Watching the AI Watchdogs: A Fairness and Robustness Analysis of AI Safety Moderation Classifiers
Akshit Achara, Anshuman Chhabra
TL;DR
This work addresses the fairness and robustness of closed-source AI Safety Moderation (ASM) classifiers used for social-media moderation and as guardrails for LLM safety. It introduces a unified framework leveraging Demographic Parity ($DP$) and Conditional Statistical Parity ($CSP$) to assess group fairness, and a robustness metric $f^{robust}$ under semantic-preserving perturbations, with $DP = | P(\hat{Y}=1|A=a) - P(\hat{Y}=1|A=a')|$ and $CSP = | P(\hat{Y}=1|A=a, F) - P(\hat{Y}=1|A=a', F) |$. The study empirically evaluates four closed-source ASM services (OpenAI Moderation, Perspective, GCNL, Clarifai) plus an Always Fair baseline on Jigsaw toxicity and Reddit ideology data, finding notable fairness gaps (especially for OpenAI) and robust but brittle behavior under LLM-based perturbations, which can flip unsafe to safe classifications. These findings highlight practical risks in deployment and the need for improved fairness monitoring, robust evaluation, and benchmark perturbations to guide safer moderation and training data curation for LLMs.
Abstract
AI Safety Moderation (ASM) classifiers are designed to moderate content on social media platforms and to serve as guardrails that prevent Large Language Models (LLMs) from being fine-tuned on unsafe inputs. Owing to their potential for disparate impact, it is crucial to ensure that these classifiers: (1) do not unfairly classify content belonging to users from minority groups as unsafe compared to those from majority groups and (2) that their behavior remains robust and consistent across similar inputs.
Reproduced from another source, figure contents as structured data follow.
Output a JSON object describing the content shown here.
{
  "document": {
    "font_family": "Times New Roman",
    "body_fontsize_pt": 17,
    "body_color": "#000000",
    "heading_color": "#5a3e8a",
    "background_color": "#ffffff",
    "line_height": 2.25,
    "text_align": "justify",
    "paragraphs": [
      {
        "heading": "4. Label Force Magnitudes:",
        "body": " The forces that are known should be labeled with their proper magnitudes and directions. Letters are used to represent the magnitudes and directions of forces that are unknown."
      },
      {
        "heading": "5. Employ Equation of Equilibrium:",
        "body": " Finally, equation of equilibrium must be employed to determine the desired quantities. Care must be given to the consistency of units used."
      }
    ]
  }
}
In this work, we thus examine the fairness and robustness of four widely-used, closed-source ASM classifiers: OpenAI Moderation API, Perspective API, Google Cloud Natural Language (GCNL) API, and Clarifai API. We assess fairness using metrics such as demographic parity and conditional statistical parity, comparing their performance against ASM models and a fair-only baseline. Additionally, we analyze robustness by testing the classifiers' sensitivity to small and natural input perturbations. Our findings reveal potential fairness and robustness gaps, highlighting the need to mitigate these issues in future versions of these models.